Let's Rethink "Go Long"
When Carl Levin takes over the Senate Armed Services Committee in January, he should investigate why the Bush Administration is likely to recommend a vast expansion of our training and advisory commitment to the Iraqis, when we have grossly bungled the effort so far.
In dozens of official interviews compiled by the Army for its oral history archives, officers who had been involved in training and advising Iraqis bluntly criticized almost every aspect of the effort. Some officers thought that team members were often selected poorly. Others fretted that the soldiers who prepared them had never served in Iraq and lacked understanding of the tasks of training and advising.
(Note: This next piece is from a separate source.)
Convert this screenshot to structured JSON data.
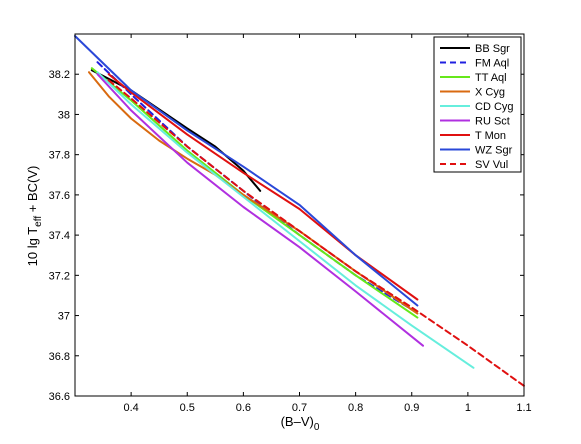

Many said they felt insufficiently supported by the Army while in Iraq, with intermittent shipments of supplies and interpreters who often did not seem to understand English.
The Iraqi officers interviewed by an Army team also had complaints; the top one was that they were being advised by officers far junior to them who had never seen combat.
Some of the American officers even faulted their own lack of understanding of the task. "If I had to do it again, I know I'd do it completely different," reported Maj. Mike Sullivan, who advised an Iraqi army battalion in 2004. "I went there with the wrong attitude and I thought I understood Iraq and the history because I had seen PowerPoint slides, but I really didn't."
How much taxpayer money has Donald Rumsfeld squandered on this effort, and why again do we feel that the American military should be training the Iraqis on how to secure their country? But I'm sure this is somehow not Rummy's fault, but rather Bill Clinton's, right?